I read Marcus Aurelius' 'Meditations' twice -- once when I was 16~ and the topic interested me, as I was a disturbed young man full of nervousness and anxiety. Many things said in it resonated with me, but I was not an analytical reader nor could I intelectually dive deeper into what the book was talking about. But I mostly agreed with its message -- man needed to be steadfast, calm and not give in to passions. I already act somewhat like that, so it was good, yes?
Few years later, at 20, I read the book again as I was working in a warehouse, 6 AM to 2 PM, after which I was too tired to do anything, but I still learned for University to not be behind. The warehouse wasn't a nice place, I operated old german sewing machines, I regularly pricked my fingers on hooks for material. My fingers went through 2-3 small adhesives tapes per day. They didn't even give us that, I had to buy the tapes for myself. I had minimal training and was the only man in that place, as everyone else were 35+ years old women. My employment there was an anomaly, but I needed money for university. So I worked there for almos two months.
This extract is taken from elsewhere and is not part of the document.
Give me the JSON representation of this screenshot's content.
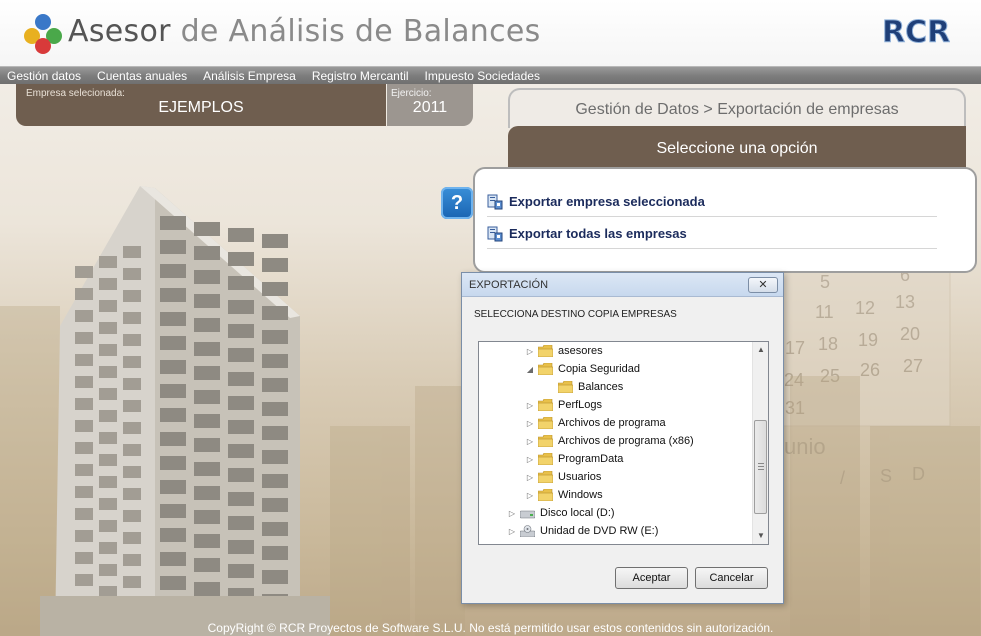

The work was hard and very stressful. As I said, I had minimal training, because the woman that was supposed to train me got sick. So they just told me to do everything myself. Extremely stressful job. Plus the wounds to my fingers I took every day. I used to walk around my bed in my sleep, thinking I'm at the warehouse, operating the machine.
I'm talking about this, because it led me to reading 'Meditations' once again. And you know what?
I realized it was bullshit. It didn't help me at all, even when I reflected on Marcus' wisdom as I worked through the days, and it didn't help at all. It was difficult for me to understand why it didn't calm me at all, until I finally realized: One cannot force himself to feel diferently. I was already as stoic as I could, but that was mostly due to my rough upbringing and personality. I was already almost a saint, as close to a stoic ideal as person my age had any right to be. But I didn't work for it. Because 'stoics' aren't people who decided to be them. It's all backwards, people who are stoics think that's how you are supposed to deal with life, not understanding that it's already life that made them so.
It's basically just experience in action, a consequence of exposure to the less enjoyable moments in life. No book can made you stoic, if you are stoic you were already fucked up.
And then some normie idiot sees a stoic, how a man like that can go through hardships seemingly without problem and wants to be like that too, so he idealizes stoicism, not understanding one cannot force himself to feel in a certain way.